Digging for mining accountability

Local high school students are demanding accountability in Canadian mining operations abroad, despite Ottawa denying a bill that would do just that.

With the recent defeat of the mining accountability bill sponsored by Liberal MP John McKay, students at Pope John Paul II Catholic Secondary School say they aren’t giving up their efforts. Instead they plan to continue an ongoing campaign that ensures human rights and environmental standards are kept with Canadian mining companies overseas.

“I’m disappointed with the results, but this is just the beginning for us, not the end,” said Abirami Shanmugaratnam, a Grade 12 student at Pope John Paul II.

Over the past year, a small group of students took the lead in a mining campaign at Pope, encouraging the signing of 1,600 postcards by their peers and community.

The postcard drive was part of a larger campaign run by Development and Peace, a Catholic charity that managed to deliver 500,000 cards from across Canada to Parliament Hill in support of mining accountability.

“I remember dragging all these cards to the postbox and dumping them in, hoping that someone would take notice,” said Stephanie Silliker, Pope teacher and facilitator for the school’s mining campaign.

Which is exactly what the Scarborough-Guildwood MP, McKay did.

“The kids at Pope John Paul were some of our first big supporters for the bill, their cards got my attention” McKay said.

Getting more involved in the democratic process, students petitioned MP’s who opposed the bill and had talks with McKay at the school to build awareness.

Mining first became an important issue to many of the students when they traveled on a class trip to Mexico last February, witnessing firsthand the impacts from Canadian companies.

“It really opened my eyes to what was happening in other parts of the world and how other people are suffering because of our actions in Canada,” Shanmugaratnam said.

The majority of mining companies overseas involved in gold, copper and coal operations are Canadian companies.

In a leaked report in 2009, Canadian mining operations were found to be involved in four times as many violations as mining from other countries, according to Toronto-based Prospectors and Developers Association of Canada.

The abuses from Canadian companies include cultural and environmental disruptions to host communities, as well as physical violence, said the PDAC report.

McKay’s mining bill, Bill C-300, attempted to change this by ensuring accountability in the mining sector.
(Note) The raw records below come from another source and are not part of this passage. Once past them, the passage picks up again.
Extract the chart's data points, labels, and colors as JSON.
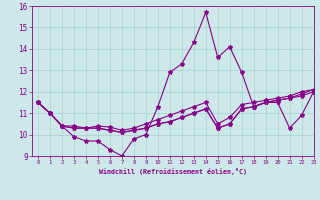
{
  "xlabel": "Windchill (Refroidissement éolien,°C)",
  "ylabel": "",
  "background_color": "#cce8e8",
  "line_color": "#880088",
  "xlim": [
    -0.5,
    23
  ],
  "ylim": [
    9,
    16
  ],
  "yticks": [
    9,
    10,
    11,
    12,
    13,
    14,
    15,
    16
  ],
  "xticks": [
    0,
    1,
    2,
    3,
    4,
    5,
    6,
    7,
    8,
    9,
    10,
    11,
    12,
    13,
    14,
    15,
    16,
    17,
    18,
    19,
    20,
    21,
    22,
    23
  ],
  "series": [
    [
      11.5,
      11.0,
      10.4,
      9.9,
      9.7,
      9.7,
      9.3,
      9.0,
      9.8,
      10.0,
      11.3,
      12.9,
      13.3,
      14.3,
      15.7,
      13.6,
      14.1,
      12.9,
      11.3,
      11.5,
      11.5,
      10.3,
      10.9,
      12.0
    ],
    [
      11.5,
      11.0,
      10.4,
      10.3,
      10.3,
      10.3,
      10.2,
      10.1,
      10.2,
      10.3,
      10.5,
      10.6,
      10.8,
      11.0,
      11.2,
      10.3,
      10.5,
      11.2,
      11.3,
      11.5,
      11.6,
      11.7,
      11.8,
      12.0
    ],
    [
      11.5,
      11.0,
      10.4,
      10.3,
      10.3,
      10.3,
      10.2,
      10.1,
      10.2,
      10.3,
      10.5,
      10.6,
      10.8,
      11.0,
      11.2,
      10.3,
      10.5,
      11.2,
      11.3,
      11.5,
      11.6,
      11.7,
      11.9,
      12.1
    ],
    [
      11.5,
      11.0,
      10.4,
      10.4,
      10.3,
      10.4,
      10.35,
      10.2,
      10.3,
      10.5,
      10.7,
      10.9,
      11.1,
      11.3,
      11.5,
      10.5,
      10.8,
      11.4,
      11.5,
      11.6,
      11.7,
      11.8,
      12.0,
      12.1
    ]
  ]
}
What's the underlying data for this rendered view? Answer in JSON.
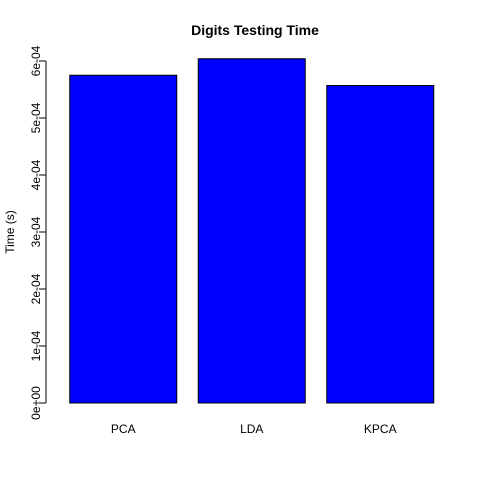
{
  "chart_data": {
    "type": "bar",
    "title": "Digits Testing Time",
    "xlabel": "",
    "ylabel": "Time (s)",
    "categories": [
      "PCA",
      "LDA",
      "KPCA"
    ],
    "values": [
      0.000575,
      0.000604,
      0.000557
    ],
    "ylim": [
      0,
      0.0006
    ],
    "yticks": [
      0,
      0.0001,
      0.0002,
      0.0003,
      0.0004,
      0.0005,
      0.0006
    ],
    "ytick_labels": [
      "0e+00",
      "1e-04",
      "2e-04",
      "3e-04",
      "4e-04",
      "5e-04",
      "6e-04"
    ],
    "bar_color": "#0000ff",
    "bar_border_color": "#000000",
    "grid": false,
    "legend": false
  }
}
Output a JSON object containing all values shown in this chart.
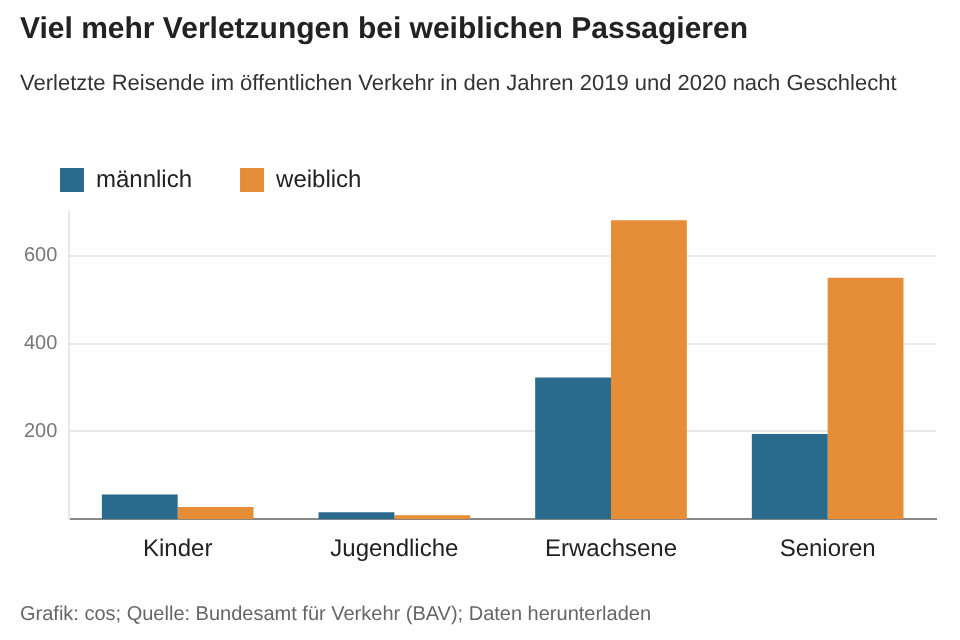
{
  "chart_data": {
    "type": "bar",
    "title": "Viel mehr Verletzungen bei weiblichen Passagieren",
    "subtitle": "Verletzte Reisende im öffentlichen Verkehr in den Jahren 2019 und 2020 nach Geschlecht",
    "categories": [
      "Kinder",
      "Jugendliche",
      "Erwachsene",
      "Senioren"
    ],
    "series": [
      {
        "name": "männlich",
        "color": "#2a6a8c",
        "values": [
          56,
          16,
          323,
          194
        ]
      },
      {
        "name": "weiblich",
        "color": "#e58e37",
        "values": [
          28,
          9,
          681,
          550
        ]
      }
    ],
    "ylim": [
      0,
      700
    ],
    "yticks": [
      200,
      400,
      600
    ],
    "grid": "y",
    "legend": "top left",
    "annotations": [
      "Grafik: cos; Quelle: Bundesamt für Verkehr (BAV); Daten herunterladen"
    ]
  }
}
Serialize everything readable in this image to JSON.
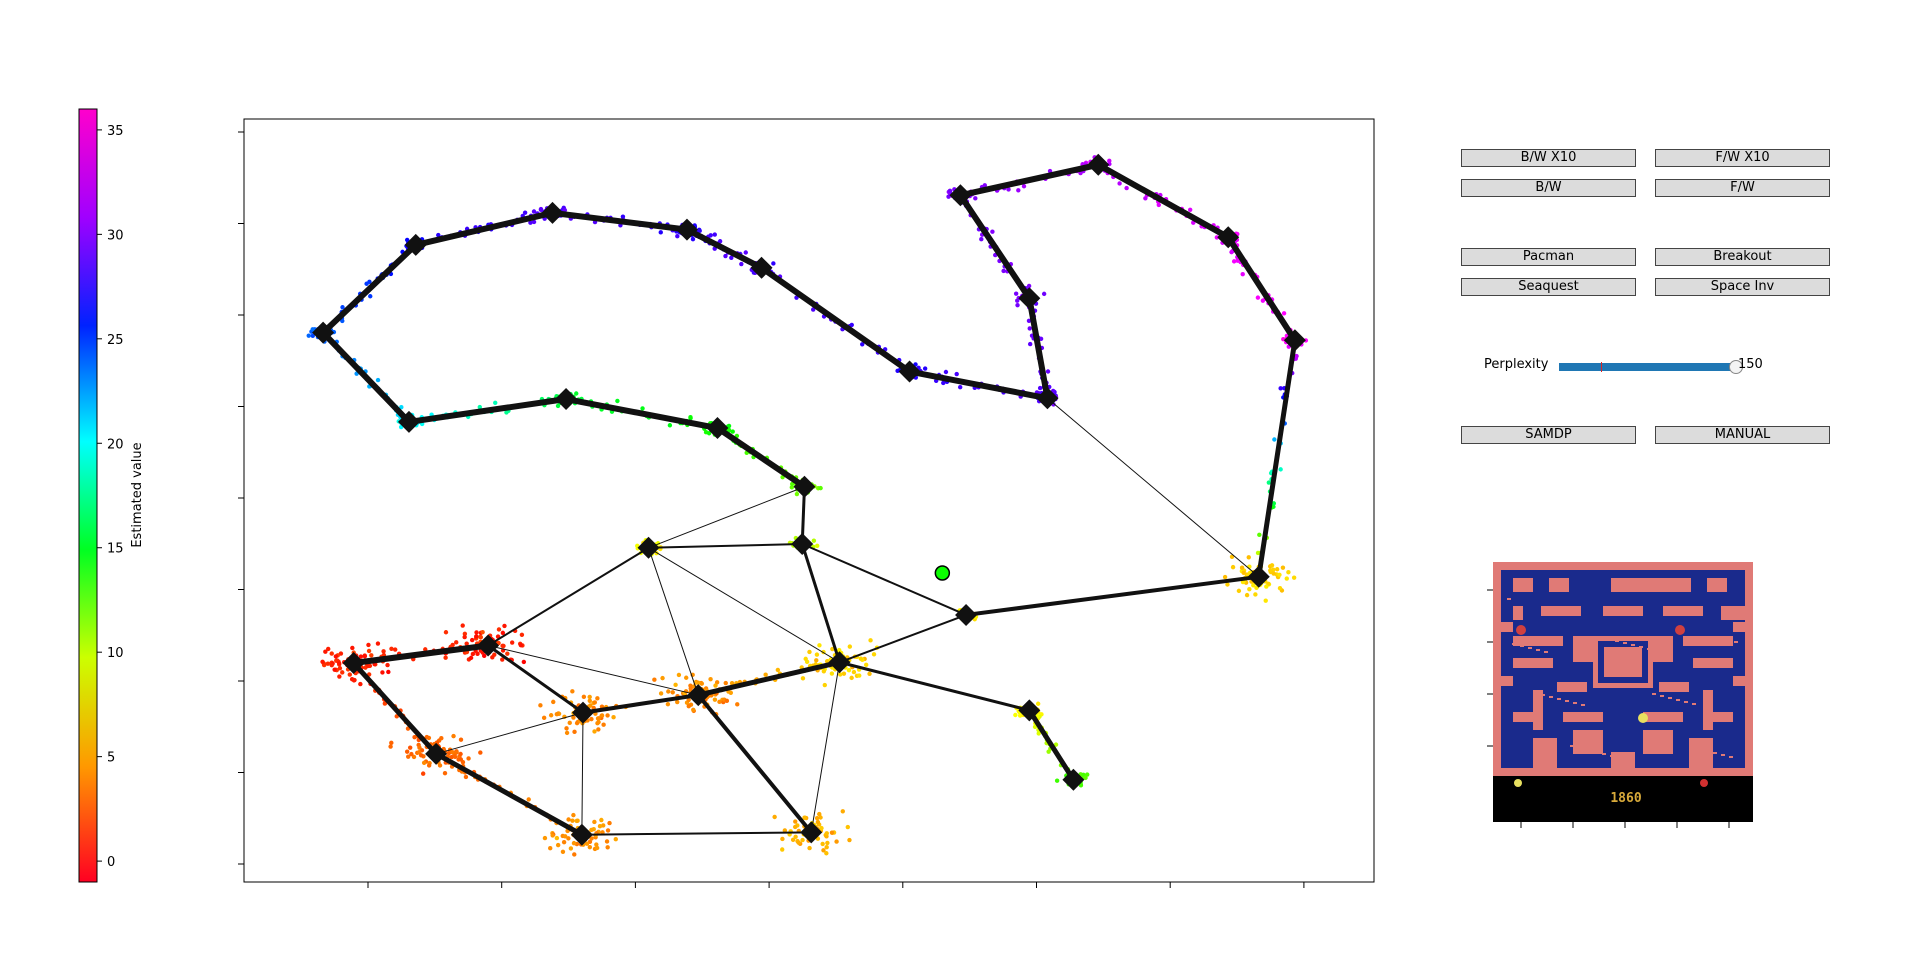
{
  "colorbar": {
    "label": "Estimated value",
    "ticks": [
      "35",
      "30",
      "25",
      "20",
      "15",
      "10",
      "5",
      "0"
    ],
    "range": [
      -1,
      36
    ]
  },
  "controls": {
    "bw_x10": "B/W X10",
    "fw_x10": "F/W X10",
    "bw": "B/W",
    "fw": "F/W",
    "pacman": "Pacman",
    "breakout": "Breakout",
    "seaquest": "Seaquest",
    "space_inv": "Space Inv",
    "perplexity_label": "Perplexity",
    "perplexity_value": "150",
    "perplexity_fraction": 1.0,
    "samdp": "SAMDP",
    "manual": "MANUAL"
  },
  "game": {
    "score": "1860"
  },
  "colors": {
    "slider": "#1f77b4",
    "button_bg": "#dcdcdc",
    "maze_wall": "#e07a76",
    "maze_floor": "#1a2a8c"
  },
  "chart_data": {
    "type": "scatter",
    "title": "",
    "xlabel": "",
    "ylabel": "",
    "grid": false,
    "nodes": [
      {
        "id": 0,
        "x": 0.07,
        "y": 0.72,
        "value": 25
      },
      {
        "id": 1,
        "x": 0.152,
        "y": 0.835,
        "value": 28
      },
      {
        "id": 2,
        "x": 0.273,
        "y": 0.877,
        "value": 30
      },
      {
        "id": 3,
        "x": 0.392,
        "y": 0.855,
        "value": 29
      },
      {
        "id": 4,
        "x": 0.458,
        "y": 0.805,
        "value": 30
      },
      {
        "id": 5,
        "x": 0.589,
        "y": 0.669,
        "value": 29
      },
      {
        "id": 6,
        "x": 0.711,
        "y": 0.634,
        "value": 30
      },
      {
        "id": 7,
        "x": 0.695,
        "y": 0.765,
        "value": 31
      },
      {
        "id": 8,
        "x": 0.634,
        "y": 0.9,
        "value": 31
      },
      {
        "id": 9,
        "x": 0.756,
        "y": 0.94,
        "value": 33
      },
      {
        "id": 10,
        "x": 0.871,
        "y": 0.845,
        "value": 34
      },
      {
        "id": 11,
        "x": 0.93,
        "y": 0.71,
        "value": 35
      },
      {
        "id": 12,
        "x": 0.898,
        "y": 0.4,
        "value": 5
      },
      {
        "id": 13,
        "x": 0.146,
        "y": 0.603,
        "value": 21
      },
      {
        "id": 14,
        "x": 0.285,
        "y": 0.633,
        "value": 15
      },
      {
        "id": 15,
        "x": 0.419,
        "y": 0.595,
        "value": 13
      },
      {
        "id": 16,
        "x": 0.496,
        "y": 0.518,
        "value": 10
      },
      {
        "id": 17,
        "x": 0.494,
        "y": 0.443,
        "value": 8
      },
      {
        "id": 18,
        "x": 0.358,
        "y": 0.438,
        "value": 6
      },
      {
        "id": 19,
        "x": 0.639,
        "y": 0.35,
        "value": 6
      },
      {
        "id": 20,
        "x": 0.527,
        "y": 0.288,
        "value": 5
      },
      {
        "id": 21,
        "x": 0.216,
        "y": 0.31,
        "value": 0
      },
      {
        "id": 22,
        "x": 0.097,
        "y": 0.287,
        "value": 0
      },
      {
        "id": 23,
        "x": 0.3,
        "y": 0.222,
        "value": 3
      },
      {
        "id": 24,
        "x": 0.402,
        "y": 0.245,
        "value": 3
      },
      {
        "id": 25,
        "x": 0.17,
        "y": 0.168,
        "value": 2
      },
      {
        "id": 26,
        "x": 0.299,
        "y": 0.062,
        "value": 3
      },
      {
        "id": 27,
        "x": 0.502,
        "y": 0.065,
        "value": 4
      },
      {
        "id": 28,
        "x": 0.695,
        "y": 0.225,
        "value": 6
      },
      {
        "id": 29,
        "x": 0.734,
        "y": 0.134,
        "value": 11
      }
    ],
    "edges": [
      {
        "from": 0,
        "to": 1,
        "w": 6
      },
      {
        "from": 1,
        "to": 2,
        "w": 6
      },
      {
        "from": 2,
        "to": 3,
        "w": 6
      },
      {
        "from": 3,
        "to": 4,
        "w": 6
      },
      {
        "from": 4,
        "to": 5,
        "w": 6
      },
      {
        "from": 5,
        "to": 6,
        "w": 6
      },
      {
        "from": 6,
        "to": 7,
        "w": 6
      },
      {
        "from": 7,
        "to": 8,
        "w": 6
      },
      {
        "from": 8,
        "to": 9,
        "w": 6
      },
      {
        "from": 9,
        "to": 10,
        "w": 6
      },
      {
        "from": 10,
        "to": 11,
        "w": 6
      },
      {
        "from": 11,
        "to": 12,
        "w": 5
      },
      {
        "from": 0,
        "to": 13,
        "w": 6
      },
      {
        "from": 13,
        "to": 14,
        "w": 6
      },
      {
        "from": 14,
        "to": 15,
        "w": 6
      },
      {
        "from": 15,
        "to": 16,
        "w": 6
      },
      {
        "from": 16,
        "to": 17,
        "w": 3
      },
      {
        "from": 17,
        "to": 18,
        "w": 2
      },
      {
        "from": 16,
        "to": 18,
        "w": 1
      },
      {
        "from": 17,
        "to": 19,
        "w": 2
      },
      {
        "from": 17,
        "to": 20,
        "w": 3
      },
      {
        "from": 18,
        "to": 21,
        "w": 2
      },
      {
        "from": 18,
        "to": 24,
        "w": 1
      },
      {
        "from": 19,
        "to": 12,
        "w": 4
      },
      {
        "from": 6,
        "to": 12,
        "w": 1
      },
      {
        "from": 20,
        "to": 19,
        "w": 2
      },
      {
        "from": 22,
        "to": 21,
        "w": 6
      },
      {
        "from": 21,
        "to": 23,
        "w": 3
      },
      {
        "from": 21,
        "to": 24,
        "w": 1
      },
      {
        "from": 22,
        "to": 25,
        "w": 5
      },
      {
        "from": 25,
        "to": 26,
        "w": 5
      },
      {
        "from": 23,
        "to": 24,
        "w": 4
      },
      {
        "from": 24,
        "to": 20,
        "w": 5
      },
      {
        "from": 20,
        "to": 28,
        "w": 3
      },
      {
        "from": 28,
        "to": 29,
        "w": 5
      },
      {
        "from": 26,
        "to": 27,
        "w": 2
      },
      {
        "from": 24,
        "to": 27,
        "w": 4
      },
      {
        "from": 20,
        "to": 27,
        "w": 1
      },
      {
        "from": 23,
        "to": 26,
        "w": 1
      },
      {
        "from": 25,
        "to": 23,
        "w": 1
      },
      {
        "from": 18,
        "to": 20,
        "w": 1
      }
    ],
    "current_state": {
      "x": 0.618,
      "y": 0.405,
      "value": 13
    }
  }
}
The bill intended to cut Canadian taxpayer dollars to mining companies found guilty in violating international standards.

But not everyone agrees Bill C-300 was necessary.

“Canadian companies adhere to corporate social responsibility standards and have a track record that’s among the best in the world,” said international trade minister Peter Van Loan.

He said he’s pleased the bill was defeated because it would have put thousands of jobs at risk.

But the students at Pope John Paul II want the bill to see another day. They hope the bill will be rewritten and pass through Parliament in the next few years, Shanmugaratnam said.

Which is what McKay plans to do next. Going forward, McKay wants to put together a more comprehensive bill than Bill C-300, including ensuring corporate responsibility abroad through legal ramifications within Canada.

Till then, staff said the school and the students would provide on-going support till the bill passes.

“Despite the bill’s defeat, the students are soldiering on,” Silliker said.